Margaret Nzuki, a positive parenting facilitator of the programme, tells us how it has been since the project started in September, 2020, and the positive results it has generated to date.

The programme has been really helpful especially to the children,” she says. “We visit schools, we talk to pupils and the feedback we get is really positive. Children love the changes they see at home and in school.

The program has also had an impact on how teachers relate with the children. Performance in schools has improved in most of the children; their confidence levels have seen a tremendous change; many can now ask questions in class without fear and even relate better with their teachers, she adds.

 The program started at the peak of the COVID-19 pandemic, at a time when most families were going through difficulties. Most parents were at home – and without jobs – something that made organizing trainings an uphill task for the coordinators, as Margaret explains:

You would try talking to a parent about parent-child relationship, but then they are thinking about what they will put on the table for the family at the end of the day. Building relationships at that time was not easy.

But by keeping them closer to us, sharing the same experiences as part of the community, and helping them correct the relationship within the family and with their children, they started embracing us and they loved the results.

 Margaret could not finish her conversation before telling us about Musa who was so reluctant to join the program and how far he has come from the time he joined.
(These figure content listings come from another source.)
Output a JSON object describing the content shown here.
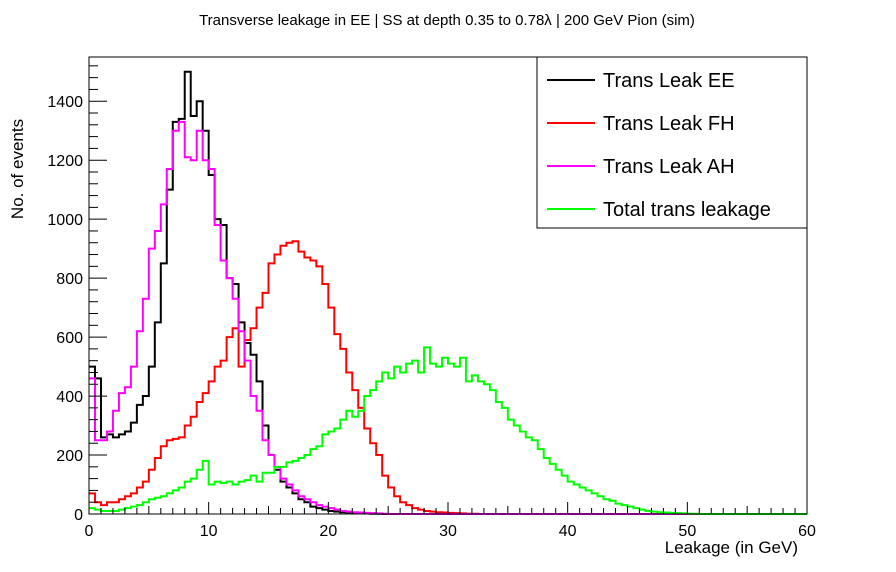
{
  "chart_data": {
    "type": "histogram",
    "title": "Transverse leakage in EE | SS at depth 0.35 to 0.78λ | 200 GeV Pion (sim)",
    "xlabel": "Leakage (in GeV)",
    "ylabel": "No. of events",
    "xlim": [
      0,
      60
    ],
    "ylim": [
      0,
      1550
    ],
    "x_ticks": [
      0,
      10,
      20,
      30,
      40,
      50,
      60
    ],
    "y_ticks": [
      0,
      200,
      400,
      600,
      800,
      1000,
      1200,
      1400
    ],
    "bin_width": 0.5,
    "legend_position": "top-right",
    "series": [
      {
        "name": "Trans Leak EE",
        "color": "#000000",
        "values": [
          500,
          460,
          260,
          270,
          260,
          270,
          280,
          310,
          370,
          400,
          500,
          650,
          850,
          1100,
          1330,
          1340,
          1500,
          1350,
          1400,
          1300,
          1150,
          1000,
          980,
          800,
          780,
          650,
          580,
          540,
          450,
          300,
          200,
          150,
          110,
          90,
          70,
          50,
          40,
          25,
          20,
          15,
          10,
          8,
          6,
          5,
          4,
          3,
          2,
          1,
          1,
          0,
          0,
          0,
          0,
          0,
          0,
          0,
          0,
          0,
          0,
          0,
          0,
          0,
          0,
          0,
          0,
          0,
          0,
          0,
          0,
          0,
          0,
          0,
          0,
          0,
          0,
          0,
          0,
          0,
          0,
          0,
          0,
          0,
          0,
          0,
          0,
          0,
          0,
          0,
          0,
          0,
          0,
          0,
          0,
          0,
          0,
          0,
          0,
          0,
          0,
          0,
          0,
          0,
          0,
          0,
          0,
          0,
          0,
          0,
          0,
          0,
          0,
          0,
          0,
          0,
          0,
          0,
          0,
          0,
          0,
          0
        ]
      },
      {
        "name": "Trans Leak FH",
        "color": "#ff0000",
        "values": [
          70,
          40,
          30,
          40,
          40,
          50,
          60,
          70,
          90,
          110,
          150,
          190,
          230,
          250,
          255,
          260,
          300,
          330,
          380,
          410,
          450,
          500,
          520,
          600,
          630,
          500,
          590,
          630,
          700,
          750,
          850,
          880,
          910,
          920,
          925,
          890,
          870,
          860,
          840,
          780,
          700,
          610,
          560,
          480,
          420,
          360,
          290,
          240,
          200,
          130,
          90,
          60,
          40,
          30,
          20,
          15,
          10,
          8,
          6,
          5,
          4,
          3,
          2,
          1,
          1,
          0,
          0,
          0,
          0,
          0,
          0,
          0,
          0,
          0,
          0,
          0,
          0,
          0,
          0,
          0,
          0,
          0,
          0,
          0,
          0,
          0,
          0,
          0,
          0,
          0,
          0,
          0,
          0,
          0,
          0,
          0,
          0,
          0,
          0,
          0,
          0,
          0,
          0,
          0,
          0,
          0,
          0,
          0,
          0,
          0,
          0,
          0,
          0,
          0,
          0,
          0,
          0,
          0,
          0,
          0
        ]
      },
      {
        "name": "Trans Leak AH",
        "color": "#ff00ff",
        "values": [
          460,
          250,
          250,
          280,
          350,
          410,
          430,
          500,
          620,
          730,
          900,
          960,
          1050,
          1170,
          1300,
          1330,
          1210,
          1200,
          1300,
          1200,
          1170,
          980,
          860,
          800,
          730,
          620,
          520,
          400,
          350,
          250,
          200,
          160,
          120,
          100,
          80,
          60,
          50,
          40,
          30,
          25,
          20,
          15,
          10,
          8,
          6,
          5,
          4,
          3,
          2,
          1,
          0,
          0,
          0,
          0,
          0,
          0,
          0,
          0,
          0,
          0,
          0,
          0,
          0,
          0,
          0,
          0,
          0,
          0,
          0,
          0,
          0,
          0,
          0,
          0,
          0,
          0,
          0,
          0,
          0,
          0,
          0,
          0,
          0,
          0,
          0,
          0,
          0,
          0,
          0,
          0,
          0,
          0,
          0,
          0,
          0,
          0,
          0,
          0,
          0,
          0,
          0,
          0,
          0,
          0,
          0,
          0,
          0,
          0,
          0,
          0,
          0,
          0,
          0,
          0,
          0,
          0,
          0,
          0,
          0,
          0
        ]
      },
      {
        "name": "Total trans leakage",
        "color": "#00ff00",
        "values": [
          20,
          15,
          10,
          10,
          10,
          15,
          20,
          25,
          30,
          40,
          50,
          55,
          60,
          70,
          80,
          90,
          110,
          120,
          150,
          180,
          100,
          110,
          105,
          110,
          100,
          110,
          115,
          130,
          110,
          140,
          140,
          160,
          160,
          175,
          180,
          190,
          200,
          220,
          230,
          270,
          280,
          290,
          320,
          350,
          330,
          350,
          400,
          420,
          450,
          480,
          460,
          500,
          480,
          510,
          520,
          480,
          565,
          510,
          500,
          530,
          510,
          500,
          530,
          450,
          470,
          450,
          440,
          420,
          380,
          360,
          320,
          300,
          280,
          260,
          250,
          220,
          190,
          170,
          150,
          130,
          110,
          100,
          90,
          80,
          70,
          60,
          50,
          45,
          35,
          30,
          25,
          20,
          15,
          10,
          8,
          6,
          5,
          4,
          3,
          2,
          1,
          1,
          0,
          0,
          0,
          0,
          0,
          0,
          0,
          0,
          0,
          0,
          0,
          0,
          0,
          0,
          0,
          0,
          0,
          0
        ]
      }
    ]
  }
}
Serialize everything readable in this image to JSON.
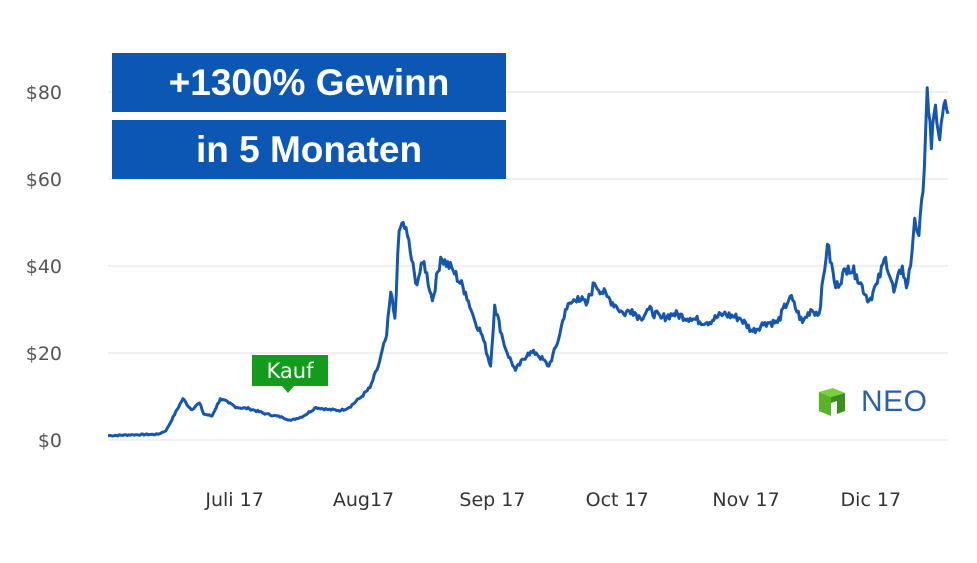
{
  "chart_data": {
    "type": "line",
    "title": "",
    "xlabel": "",
    "ylabel": "",
    "ylim": [
      0,
      80
    ],
    "yticks": [
      "$0",
      "$20",
      "$40",
      "$60",
      "$80"
    ],
    "yticks_values": [
      0,
      20,
      40,
      60,
      80
    ],
    "xticks": [
      "Juli 17",
      "Aug17",
      "Sep 17",
      "Oct 17",
      "Nov 17",
      "Dic 17"
    ],
    "xticks_values": [
      "2017-07-01",
      "2017-08-01",
      "2017-09-01",
      "2017-10-01",
      "2017-11-01",
      "2017-12-01"
    ],
    "xlim": [
      "2017-06-02",
      "2017-12-21"
    ],
    "grid": true,
    "line_color": "#1656ac",
    "series": [
      {
        "name": "NEO",
        "x": [
          "2017-06-02",
          "2017-06-08",
          "2017-06-14",
          "2017-06-16",
          "2017-06-20",
          "2017-06-22",
          "2017-06-24",
          "2017-06-25",
          "2017-06-27",
          "2017-06-29",
          "2017-07-01",
          "2017-07-03",
          "2017-07-06",
          "2017-07-10",
          "2017-07-14",
          "2017-07-16",
          "2017-07-19",
          "2017-07-22",
          "2017-07-25",
          "2017-07-28",
          "2017-07-30",
          "2017-08-02",
          "2017-08-04",
          "2017-08-06",
          "2017-08-08",
          "2017-08-09",
          "2017-08-10",
          "2017-08-11",
          "2017-08-12",
          "2017-08-13",
          "2017-08-15",
          "2017-08-17",
          "2017-08-19",
          "2017-08-21",
          "2017-08-24",
          "2017-08-27",
          "2017-08-29",
          "2017-08-31",
          "2017-09-02",
          "2017-09-03",
          "2017-09-05",
          "2017-09-06",
          "2017-09-08",
          "2017-09-11",
          "2017-09-13",
          "2017-09-16",
          "2017-09-18",
          "2017-09-20",
          "2017-09-23",
          "2017-09-25",
          "2017-09-27",
          "2017-09-30",
          "2017-10-02",
          "2017-10-04",
          "2017-10-06",
          "2017-10-08",
          "2017-10-10",
          "2017-10-13",
          "2017-10-16",
          "2017-10-20",
          "2017-10-24",
          "2017-10-28",
          "2017-11-01",
          "2017-11-04",
          "2017-11-07",
          "2017-11-10",
          "2017-11-13",
          "2017-11-16",
          "2017-11-18",
          "2017-11-20",
          "2017-11-22",
          "2017-11-24",
          "2017-11-27",
          "2017-11-29",
          "2017-12-02",
          "2017-12-04",
          "2017-12-06",
          "2017-12-08",
          "2017-12-10",
          "2017-12-11",
          "2017-12-12",
          "2017-12-13",
          "2017-12-14",
          "2017-12-15",
          "2017-12-16",
          "2017-12-17",
          "2017-12-18",
          "2017-12-19",
          "2017-12-20",
          "2017-12-21"
        ],
        "values": [
          1,
          1.2,
          1.3,
          2.2,
          9.5,
          7,
          8.5,
          6,
          5.5,
          9.5,
          8.5,
          7.5,
          7.2,
          6,
          5.2,
          4.5,
          5.5,
          7.5,
          7,
          6.8,
          7.5,
          10,
          12,
          17,
          24,
          34,
          28,
          48,
          50,
          47,
          36,
          41,
          32,
          42,
          39,
          34,
          28,
          24,
          17,
          31,
          23,
          20,
          16,
          20,
          20,
          17,
          22,
          30,
          33,
          31,
          36,
          33,
          31,
          29,
          30,
          28,
          30,
          28,
          29,
          28,
          27,
          29,
          28,
          25,
          27,
          27,
          33,
          27,
          30,
          29,
          45,
          35,
          40,
          38,
          32,
          36,
          42,
          34,
          40,
          35,
          40,
          51,
          47,
          57,
          81,
          67,
          77,
          69,
          77,
          75
        ]
      }
    ],
    "annotations": {
      "headline_1": "+1300% Gewinn",
      "headline_2": "in 5 Monaten",
      "buy_label": "Kauf",
      "buy_point": {
        "x": "2017-07-13",
        "y": 5.5
      }
    },
    "logo": {
      "text": "NEO",
      "color": "#2a5fa8",
      "icon": "neo-cube-icon",
      "icon_colors": [
        "#58b32a",
        "#3b8d1c"
      ]
    }
  },
  "colors": {
    "banner": "#0b57b3",
    "buy_badge": "#139b1b",
    "grid": "#e2e2e2"
  }
}
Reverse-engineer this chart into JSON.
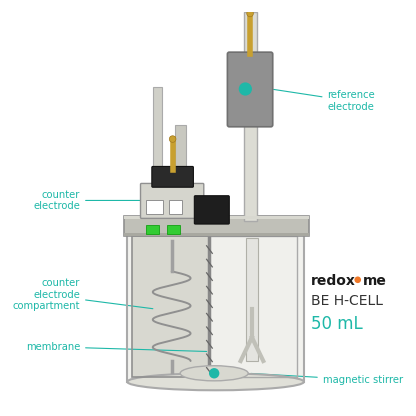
{
  "bg_color": "#ffffff",
  "teal": "#1eb8a8",
  "label_color": "#1eb8a8",
  "cell_gray": "#b8b8b0",
  "glass_edge": "#aaaaaa",
  "black": "#1a1a1a",
  "green_bright": "#44ee44",
  "gold": "#c8a030",
  "orange_dot": "#f07828",
  "labels": {
    "reference_electrode": "reference\nelectrode",
    "counter_electrode": "counter\nelectrode",
    "counter_compartment": "counter\nelectrode\ncompartment",
    "membrane": "membrane",
    "magnetic_stirrer": "magnetic stirrer",
    "brand": "redoxme",
    "product": "BE H-CELL",
    "volume": "50 mL"
  }
}
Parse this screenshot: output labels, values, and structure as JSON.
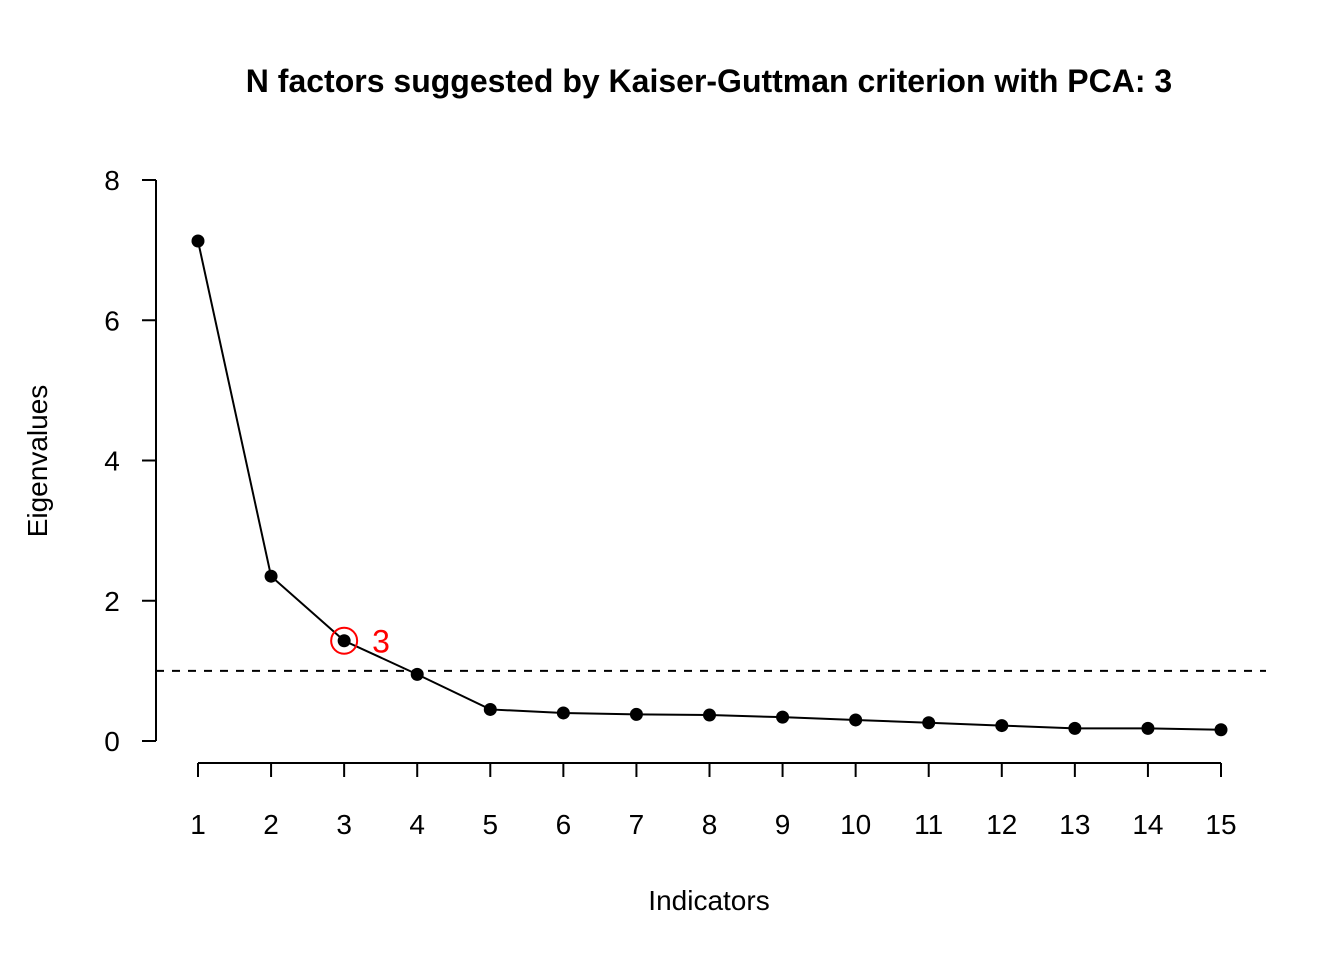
{
  "chart_data": {
    "type": "line",
    "title": "N factors suggested by Kaiser-Guttman criterion with PCA: 3",
    "xlabel": "Indicators",
    "ylabel": "Eigenvalues",
    "x": [
      1,
      2,
      3,
      4,
      5,
      6,
      7,
      8,
      9,
      10,
      11,
      12,
      13,
      14,
      15
    ],
    "x_tick_labels": [
      "1",
      "2",
      "3",
      "4",
      "5",
      "6",
      "7",
      "8",
      "9",
      "10",
      "11",
      "12",
      "13",
      "14",
      "15"
    ],
    "y_ticks": [
      0,
      2,
      4,
      6,
      8
    ],
    "y_tick_labels": [
      "0",
      "2",
      "4",
      "6",
      "8"
    ],
    "ylim": [
      0,
      8
    ],
    "xlim": [
      1,
      15
    ],
    "series": [
      {
        "values": [
          7.13,
          2.35,
          1.43,
          0.95,
          0.45,
          0.4,
          0.38,
          0.37,
          0.34,
          0.3,
          0.26,
          0.22,
          0.18,
          0.18,
          0.16
        ],
        "color": "#000000",
        "marker": "filled-circle"
      }
    ],
    "reference_line": {
      "y": 1,
      "style": "dashed",
      "color": "#000000"
    },
    "highlight": {
      "x": 3,
      "label": "3",
      "color": "#ff0000",
      "marker": "open-circle"
    },
    "grid": false,
    "legend": "none"
  }
}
"Before we introduced Musa to the male engagement program, he swore he would never serve his wife food, be involved in the kitchen or change his child’s diaper," said Margaret. "According to him, it was a taboo to do all that. But today as we speak, Musa is the one advocating for male involvement in raising children," she concludes smiling.

Cover Photo: Parents gathered for a positive parenting meeting in one of the churches in Mathare North.